The study, published in the Journal of Management Studies, suggests that when people skilled in office politics use the coping skill of ingratiation, they may neutralize ostracism and other psychological disturbrance that other less savvy individuals have to cope with in the workplace.
Ostracized employees experience more job tension, emotional exhaustion and depressed mood at work.
Workplace ostracism is an adult form of bullying and is often described as an individual’s belief that they are ignored or excluded by superiors or colleagues in the workplace.
Investigators reviewed a 2005 survey of 262 full-time employees and found that over a five-year period, 66 percent of respondents felt they were systematically ignored by colleagues, and 29 percent reported that other people intentionally left the area when they entered.

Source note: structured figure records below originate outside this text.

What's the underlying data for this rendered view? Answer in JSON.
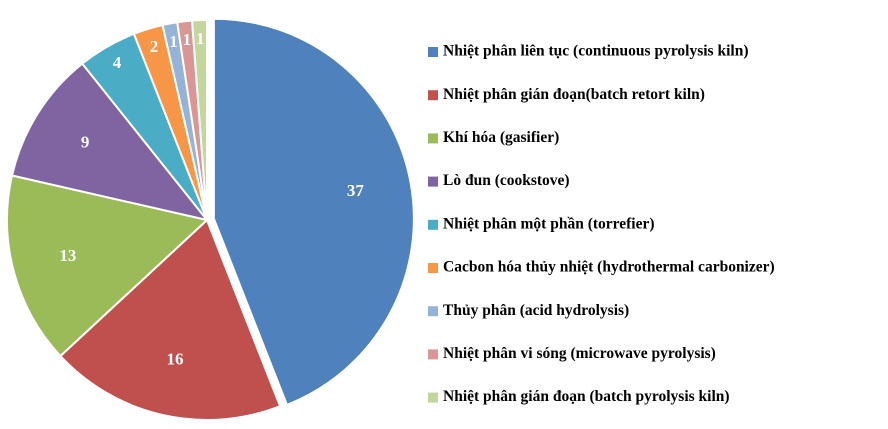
{
  "chart_data": {
    "type": "pie",
    "categories": [
      "Nhiệt phân liên tục (continuous pyrolysis kiln)",
      "Nhiệt phân gián đoạn(batch retort kiln)",
      "Khí hóa (gasifier)",
      "Lò đun (cookstove)",
      "Nhiệt phân một phần  (torrefier)",
      "Cacbon hóa thủy nhiệt (hydrothermal carbonizer)",
      "Thủy phân (acid hydrolysis)",
      "Nhiệt phân vi sóng (microwave pyrolysis)",
      "Nhiệt phân gián đoạn (batch pyrolysis kiln)"
    ],
    "values": [
      37,
      16,
      13,
      9,
      4,
      2,
      1,
      1,
      1
    ],
    "colors": [
      "#4f81bd",
      "#c0504d",
      "#9bbb59",
      "#8064a2",
      "#4bacc6",
      "#f79646",
      "#95b3d7",
      "#d99694",
      "#c3d69b"
    ],
    "legend": "right"
  }
}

Previous studies have shown that ostracism is an interpersonal stressor that can lead to psychological distress, and distress in the workplace is strongly linked to life distress, employee turnover and poor physical health.
In the present study, researchers examined the relationship between workplace ostracism and employee psychological distress, with a focus on moderating effects of ingratiation and political skill.
The research team surveyed employees from two oil and gas companies in China, with 215 employees providing responses.
“Our data confirmed that workplace ostracism was positively related to psychological distress,” said Ho Kwong Kwan , a co-author of the study and a doctoral student in management at Drexel University.
“We found that ingratiation neutralized the relationship between workplace ostracism and psychological distress when used by employees with a high level of political skill, but exacerbated the association when ingratiation was used by employees with low political savvy.”
Although the tactic of ingratiation appears to be successful, study authors recommend that organizations create a workplace culture that discourages workplace ostracism.
Tactics could include training of managers and employees in techniques to enhance self-esteem, improve problem solving, and promote the development of political skills.